Steroid hormone biosynthesis was associated with fatigue severity. (A) Box plot showing the PROMIS-fatigue T-scores of the −ADT PROMIS-Fatigue T-scores of the −ADT group (44.34 ± 7.81) and the +ADT group (47.92 ± 7.28). *Indicates statistical significance (p = 0.0064). Scores above the dotted lines are considered fatigued (24% of −ADT, 40% of +ADT). (B) Correlations of PROMIS-Fatigue T-score and metabolites that was significantly different between the two groups. X axis indicates the correlation coefficient. Colors of the bars indicate FDR-adjusted p-values. (C) Metabolite set enrichment analysis of metabolites that significantly correlated with PROMIS-Fatigue T-scores.
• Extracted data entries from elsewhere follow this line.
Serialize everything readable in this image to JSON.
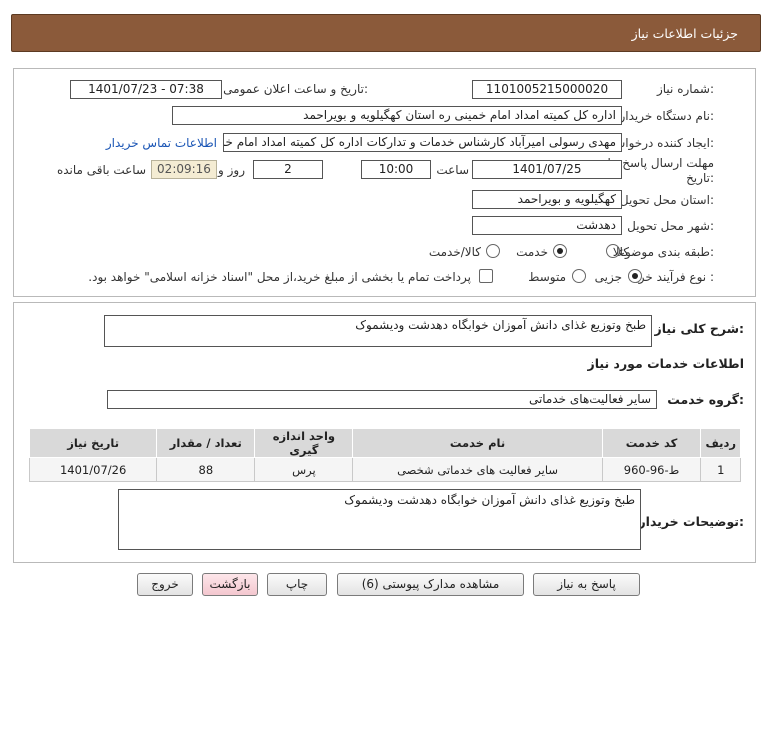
{
  "header": {
    "title": "جزئیات اطلاعات نیاز"
  },
  "fields": {
    "need_number_label": "شماره نیاز:",
    "need_number": "1101005215000020",
    "announce_label": "تاریخ و ساعت اعلان عمومی:",
    "announce_value": "1401/07/23 - 07:38",
    "buyer_org_label": "نام دستگاه خریدار:",
    "buyer_org": "اداره کل کمیته امداد امام خمینی  ره  استان کهگیلویه و بویراحمد",
    "creator_label": "ایجاد کننده درخواست:",
    "creator": "مهدی رسولی امیرآباد کارشناس خدمات و تدارکات اداره کل کمیته امداد امام خمینی",
    "contact_link": "اطلاعات تماس خریدار",
    "deadline_label": "مهلت ارسال پاسخ: تا تاریخ:",
    "deadline_date": "1401/07/25",
    "time_label": "ساعت",
    "deadline_time": "10:00",
    "days_value": "2",
    "days_label": "روز و",
    "remaining_time": "02:09:16",
    "remaining_label": "ساعت باقی مانده",
    "province_label": "استان محل تحویل:",
    "province": "کهگیلویه و بویراحمد",
    "city_label": "شهر محل تحویل:",
    "city": "دهدشت",
    "category_label": "طبقه بندی موضوعی:",
    "category_options": [
      "کالا",
      "خدمت",
      "کالا/خدمت"
    ],
    "category_selected": "خدمت",
    "process_label": "نوع فرآیند خرید :",
    "process_options": [
      "جزیی",
      "متوسط"
    ],
    "process_selected": "جزیی",
    "payment_note": "پرداخت تمام یا بخشی از مبلغ خرید،از محل \"اسناد خزانه اسلامی\" خواهد بود."
  },
  "summary": {
    "label": "شرح کلی نیاز:",
    "value": "طبخ وتوزیع غذای دانش آموزان خوابگاه دهدشت ودیشموک"
  },
  "services": {
    "section_title": "اطلاعات خدمات مورد نیاز",
    "group_label": "گروه خدمت:",
    "group_value": "سایر فعالیت‌های خدماتی",
    "table": {
      "headers": [
        "ردیف",
        "کد خدمت",
        "نام خدمت",
        "واحد اندازه گیری",
        "تعداد / مقدار",
        "تاریخ نیاز"
      ],
      "rows": [
        [
          "1",
          "ط-96-960",
          "سایر فعالیت های خدماتی شخصی",
          "پرس",
          "88",
          "1401/07/26"
        ]
      ]
    }
  },
  "buyer_notes": {
    "label": "توضیحات خریدار:",
    "value": "طبخ وتوزیع غذای دانش آموزان خوابگاه دهدشت ودیشموک"
  },
  "buttons": {
    "reply": "پاسخ به نیاز",
    "attachments": "مشاهده مدارک پیوستی (6)",
    "print": "چاپ",
    "back": "بازگشت",
    "exit": "خروج"
  },
  "colors": {
    "header_bg": "#8b5a3a",
    "link": "#1a55b5",
    "timer_bg": "#f4ecd3",
    "back_button_bg": "#f4c7cf"
  }
}
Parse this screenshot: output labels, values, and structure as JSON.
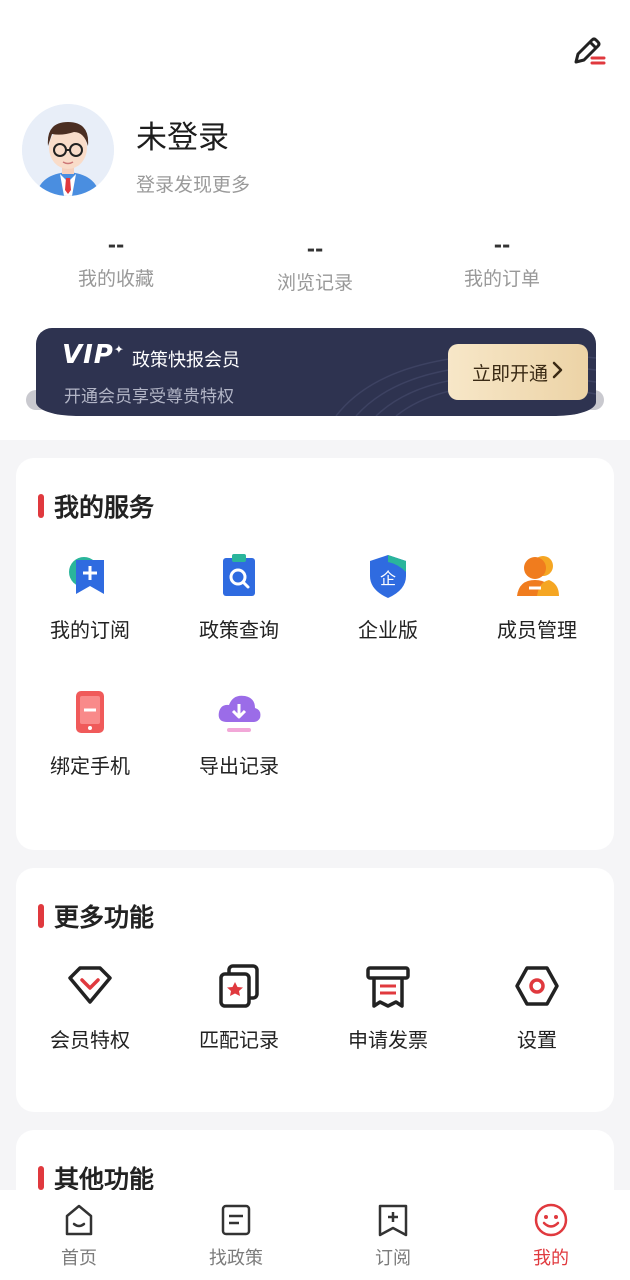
{
  "colors": {
    "accent": "#e0393e",
    "vip_bg": "#2e3350",
    "vip_button": "#f2dcb3"
  },
  "profile": {
    "name": "未登录",
    "subtitle": "登录发现更多",
    "stats": [
      {
        "value": "--",
        "label": "我的收藏"
      },
      {
        "value": "--",
        "label": "浏览记录"
      },
      {
        "value": "--",
        "label": "我的订单"
      }
    ]
  },
  "vip": {
    "logo": "VIP",
    "title": "政策快报会员",
    "subtitle": "开通会员享受尊贵特权",
    "button": "立即开通",
    "button_chevron": "›"
  },
  "services": {
    "title": "我的服务",
    "items": [
      {
        "label": "我的订阅",
        "icon": "subscribe-icon"
      },
      {
        "label": "政策查询",
        "icon": "policy-search-icon"
      },
      {
        "label": "企业版",
        "icon": "enterprise-shield-icon"
      },
      {
        "label": "成员管理",
        "icon": "member-manage-icon"
      },
      {
        "label": "绑定手机",
        "icon": "phone-bind-icon"
      },
      {
        "label": "导出记录",
        "icon": "cloud-download-icon"
      }
    ]
  },
  "more": {
    "title": "更多功能",
    "items": [
      {
        "label": "会员特权",
        "icon": "vip-privilege-icon"
      },
      {
        "label": "匹配记录",
        "icon": "match-record-icon"
      },
      {
        "label": "申请发票",
        "icon": "invoice-icon"
      },
      {
        "label": "设置",
        "icon": "settings-icon"
      }
    ]
  },
  "other": {
    "title": "其他功能"
  },
  "tabbar": {
    "items": [
      {
        "label": "首页",
        "icon": "home-icon",
        "active": false
      },
      {
        "label": "找政策",
        "icon": "find-policy-icon",
        "active": false
      },
      {
        "label": "订阅",
        "icon": "subscribe-tab-icon",
        "active": false
      },
      {
        "label": "我的",
        "icon": "mine-smile-icon",
        "active": true
      }
    ]
  }
}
Steroid hormone biosynthesis (KEGG ID: M00107), including androgen and estrogen metabolism (SMPDB ID: SMP0000068) as well as androstenedione metabolism (SMPDB ID: SMP0030406), were significantly overrepresented.

FIGURE 5

Reduced steroid hormone biosynthesis metabolites were associated with increased severity of cancer-related fatigue. PROMIS-Fatigue T-scores significantly correlated with major androgen metabolites including (A) androsterone sulfate (r = –0.26, p = 0.0009), (B) epiandrosterone sulfate (r = –0.25, p = 0.0016), (C) etiocholanolone glucuronide (r = –0.19, p = 0.018), and (D) dehydroepiandrosterone sulfate (DHEA-S) (r = –0.18, p = 0.023). PROMIS-Fatigue T-scores also correlated with sulfated metabolites of androgen including (E) androstenediol (3beta,17beta) monosulfate (r = –0.26, p = 0.0008), (F) 5alpha-androstan-3beta,17beta-diol disulfate (r = –0.21, p = 0.0083), (G) 5alpha-androstan-3beta,17beta-diol monosulfate (r = –0.20, p = 0.012), (H) 5alpha-androstan-3alpha,17alpha-diol monosulfate (r = –0.22, p = 0.0062), and (I) 5alpha-androstan-3beta,17alpha-diol disulfate (r = –0.17, p = 0.028).

FIGURE 6

Fatigue severity was associated with ADT-related increase in sleep impairment. (A) Box plot showing the PROMIS-SRI T scores of the −ADT PROMIS-Fatigue T-scores of the −ADT group (42.67 ± 9.24) and the +ADT group (47.2 ± 9.95). *Indicates statistical significance (p = 0.0053). Scores above the dotted lines are considered fatigued (25% of −ADT, 41% of +ADT). (B) PROMIS-SRI T-score was highly correlated with PROMIS-Fatigue T-score (r = 0.75, p = 1.28 × 10^{– 29}). (C) Androsterone sulfate levels significantly correlated with PROMIS-SRI T-scores (r = –0.19, p = 0.020).

FIGURE 7

Mechanism of fatigue related to androgen deprivation therapy. Androgen deprivation therapy, which inhibits androgen receptor signaling, results in steroid hormone metabolism dysregulation and leads to sleep impairment by affecting circadian rhythm regulation, nocturia, and hot flashes. At the same time, androgen deprivation also results in dysregulated carnitine homeostasis and glutathione metabolism, leading to mitochondrial dysfunction and oxidative stress, respectively. Mitochondrial dysfunction further increase oxidative stress and contributes to inflammation-induced sickness behavior that includes fatigue.